Hillel baissa les yeux.

— Je pars aussi, Alexandra. Je pars avec Woody. Elle resta atterrée.

— Mais qu'est-ce qui ne tourne pas rond chez vous?

— J'ai commis un crime bien plus grave que celui de Woody, dit Hillel. J'ai détruit ma famille.

— Détruit ta famille? répéta Alexandra qui n'y comprenait plus rien.

— Si Woody en est arrivé là, si ma mère est morte, c'est uniquement à cause de moi. Il est temps que je paie. J'emmène Woody au Canada. C'est ma façon de lui demander pardon.
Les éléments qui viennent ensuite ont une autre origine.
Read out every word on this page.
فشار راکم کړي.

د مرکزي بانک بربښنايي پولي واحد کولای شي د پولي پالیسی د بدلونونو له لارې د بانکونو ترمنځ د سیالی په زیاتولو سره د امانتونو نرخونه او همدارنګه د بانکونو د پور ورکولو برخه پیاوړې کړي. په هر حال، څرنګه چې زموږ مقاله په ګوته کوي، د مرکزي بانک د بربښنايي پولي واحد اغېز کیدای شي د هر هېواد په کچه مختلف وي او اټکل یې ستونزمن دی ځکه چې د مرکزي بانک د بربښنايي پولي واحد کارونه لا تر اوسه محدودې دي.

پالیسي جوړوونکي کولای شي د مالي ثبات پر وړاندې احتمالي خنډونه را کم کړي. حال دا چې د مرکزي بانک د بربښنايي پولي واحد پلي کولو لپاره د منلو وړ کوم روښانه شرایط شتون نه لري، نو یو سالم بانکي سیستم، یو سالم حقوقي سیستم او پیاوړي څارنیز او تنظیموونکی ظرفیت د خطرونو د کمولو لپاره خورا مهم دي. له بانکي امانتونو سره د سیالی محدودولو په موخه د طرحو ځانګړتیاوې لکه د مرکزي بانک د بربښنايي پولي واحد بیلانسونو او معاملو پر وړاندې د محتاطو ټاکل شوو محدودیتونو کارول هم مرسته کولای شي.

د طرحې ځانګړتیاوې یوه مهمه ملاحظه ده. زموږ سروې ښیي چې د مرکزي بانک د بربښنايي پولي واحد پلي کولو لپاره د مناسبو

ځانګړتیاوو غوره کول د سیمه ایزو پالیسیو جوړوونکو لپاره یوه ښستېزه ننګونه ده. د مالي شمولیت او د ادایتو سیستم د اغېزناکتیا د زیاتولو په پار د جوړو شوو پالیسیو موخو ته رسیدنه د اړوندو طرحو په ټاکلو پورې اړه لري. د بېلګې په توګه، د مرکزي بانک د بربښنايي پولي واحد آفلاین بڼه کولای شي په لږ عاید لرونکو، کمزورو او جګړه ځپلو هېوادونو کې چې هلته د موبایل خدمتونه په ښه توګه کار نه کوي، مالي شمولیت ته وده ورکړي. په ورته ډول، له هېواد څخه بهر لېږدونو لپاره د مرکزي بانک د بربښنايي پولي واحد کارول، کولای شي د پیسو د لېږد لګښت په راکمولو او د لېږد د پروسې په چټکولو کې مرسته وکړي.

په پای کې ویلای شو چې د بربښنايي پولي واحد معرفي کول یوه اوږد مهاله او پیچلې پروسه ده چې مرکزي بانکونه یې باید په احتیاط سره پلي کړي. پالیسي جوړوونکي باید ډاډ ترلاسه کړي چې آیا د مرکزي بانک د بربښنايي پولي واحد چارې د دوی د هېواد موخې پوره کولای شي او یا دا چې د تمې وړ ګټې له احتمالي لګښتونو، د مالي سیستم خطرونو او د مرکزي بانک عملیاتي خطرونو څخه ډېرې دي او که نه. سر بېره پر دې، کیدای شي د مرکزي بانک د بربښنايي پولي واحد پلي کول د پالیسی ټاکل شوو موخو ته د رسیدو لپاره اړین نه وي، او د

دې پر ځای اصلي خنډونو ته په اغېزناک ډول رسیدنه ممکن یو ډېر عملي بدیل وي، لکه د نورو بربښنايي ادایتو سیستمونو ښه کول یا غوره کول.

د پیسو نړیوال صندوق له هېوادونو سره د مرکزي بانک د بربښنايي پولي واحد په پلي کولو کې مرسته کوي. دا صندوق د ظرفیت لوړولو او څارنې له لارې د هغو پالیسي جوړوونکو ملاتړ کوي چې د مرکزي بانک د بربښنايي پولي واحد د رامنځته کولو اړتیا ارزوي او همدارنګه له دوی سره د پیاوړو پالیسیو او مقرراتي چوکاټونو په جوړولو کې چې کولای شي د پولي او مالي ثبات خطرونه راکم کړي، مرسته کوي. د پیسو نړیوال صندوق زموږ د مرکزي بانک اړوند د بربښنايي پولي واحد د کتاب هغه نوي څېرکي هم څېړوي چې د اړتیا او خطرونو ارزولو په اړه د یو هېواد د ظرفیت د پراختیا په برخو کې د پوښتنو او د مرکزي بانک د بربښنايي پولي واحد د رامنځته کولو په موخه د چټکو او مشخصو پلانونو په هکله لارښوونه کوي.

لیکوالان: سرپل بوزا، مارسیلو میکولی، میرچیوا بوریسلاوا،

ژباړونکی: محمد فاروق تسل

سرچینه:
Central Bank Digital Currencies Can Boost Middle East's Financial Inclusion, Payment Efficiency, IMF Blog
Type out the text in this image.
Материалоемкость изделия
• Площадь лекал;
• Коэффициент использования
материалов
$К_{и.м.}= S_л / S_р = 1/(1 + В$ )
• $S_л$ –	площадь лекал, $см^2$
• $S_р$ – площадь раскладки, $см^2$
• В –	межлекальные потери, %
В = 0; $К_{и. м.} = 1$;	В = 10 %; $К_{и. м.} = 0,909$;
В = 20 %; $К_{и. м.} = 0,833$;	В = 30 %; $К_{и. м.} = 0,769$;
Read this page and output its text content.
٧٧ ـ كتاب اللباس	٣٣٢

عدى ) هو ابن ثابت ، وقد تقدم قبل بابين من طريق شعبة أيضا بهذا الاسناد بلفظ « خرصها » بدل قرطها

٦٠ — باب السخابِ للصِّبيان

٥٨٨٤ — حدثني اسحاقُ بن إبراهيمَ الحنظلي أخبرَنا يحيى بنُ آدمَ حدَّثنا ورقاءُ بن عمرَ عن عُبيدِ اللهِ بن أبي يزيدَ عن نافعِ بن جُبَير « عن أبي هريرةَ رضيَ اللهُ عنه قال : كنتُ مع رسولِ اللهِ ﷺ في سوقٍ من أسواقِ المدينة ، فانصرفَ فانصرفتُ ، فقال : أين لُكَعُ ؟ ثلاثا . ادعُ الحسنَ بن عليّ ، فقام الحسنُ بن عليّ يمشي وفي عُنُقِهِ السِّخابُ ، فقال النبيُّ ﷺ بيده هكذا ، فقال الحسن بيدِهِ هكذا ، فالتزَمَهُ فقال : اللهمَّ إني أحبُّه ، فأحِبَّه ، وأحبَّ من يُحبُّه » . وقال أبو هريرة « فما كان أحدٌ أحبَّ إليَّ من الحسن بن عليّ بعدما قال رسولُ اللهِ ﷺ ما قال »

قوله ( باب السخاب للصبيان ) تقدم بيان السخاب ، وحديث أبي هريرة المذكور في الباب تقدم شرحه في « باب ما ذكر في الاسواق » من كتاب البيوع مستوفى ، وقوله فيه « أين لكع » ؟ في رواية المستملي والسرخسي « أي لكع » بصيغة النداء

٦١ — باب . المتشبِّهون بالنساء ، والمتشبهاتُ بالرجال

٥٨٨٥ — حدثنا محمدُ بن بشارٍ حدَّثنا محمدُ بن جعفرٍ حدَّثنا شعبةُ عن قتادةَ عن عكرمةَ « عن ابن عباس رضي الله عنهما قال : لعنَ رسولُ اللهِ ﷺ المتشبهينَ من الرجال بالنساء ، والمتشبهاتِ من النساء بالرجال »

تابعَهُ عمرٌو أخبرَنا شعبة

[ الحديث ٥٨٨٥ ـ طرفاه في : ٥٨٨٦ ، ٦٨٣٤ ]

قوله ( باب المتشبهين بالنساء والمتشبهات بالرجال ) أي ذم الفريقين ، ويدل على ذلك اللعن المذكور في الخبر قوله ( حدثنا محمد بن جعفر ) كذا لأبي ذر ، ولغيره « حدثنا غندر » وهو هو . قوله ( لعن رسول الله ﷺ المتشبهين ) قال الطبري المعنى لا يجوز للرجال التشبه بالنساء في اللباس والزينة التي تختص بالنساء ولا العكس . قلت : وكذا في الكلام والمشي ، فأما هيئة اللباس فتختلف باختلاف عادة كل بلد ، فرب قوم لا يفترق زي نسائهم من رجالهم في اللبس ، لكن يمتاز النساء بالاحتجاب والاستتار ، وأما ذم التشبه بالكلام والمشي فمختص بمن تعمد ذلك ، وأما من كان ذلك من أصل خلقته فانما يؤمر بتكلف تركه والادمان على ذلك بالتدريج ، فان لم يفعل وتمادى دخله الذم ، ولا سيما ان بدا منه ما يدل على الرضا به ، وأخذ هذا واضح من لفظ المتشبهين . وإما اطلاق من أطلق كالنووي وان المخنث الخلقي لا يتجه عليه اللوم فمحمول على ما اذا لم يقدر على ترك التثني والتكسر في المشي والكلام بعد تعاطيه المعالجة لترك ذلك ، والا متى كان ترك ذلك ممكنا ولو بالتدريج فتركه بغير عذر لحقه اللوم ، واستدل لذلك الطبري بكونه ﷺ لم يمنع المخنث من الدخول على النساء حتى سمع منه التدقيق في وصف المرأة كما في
— Mais pardon de quoi? Je ne comprends rien à ce que vous essayez de me dire.

— Tout ce qu'on essaie de te dire, Alex, c'est adieu. On veut te dire qu'on t'aime. Nous t'aimons comme tu ne pourras jamais nous aimer. C'est peut-être aussi la raison pour laquelle nous partons.

Elle pleurait.

— Ne faites pas ça, je vous en conjure !

— Notre décision est prise, dit Hillel. Notre destin est scellé. Elle s'essuya les yeux.

— Promettez d'y réfléchir cette nuit. Tu ne feras même pas cinq ans de prison, Woody ! Ne gâche pas tout...

— C'est tout réfléchi, répondit Woody. Ils semblaient déterminés tous les deux.

— Est-ce que Marcus sait? finit par demander Alexandra.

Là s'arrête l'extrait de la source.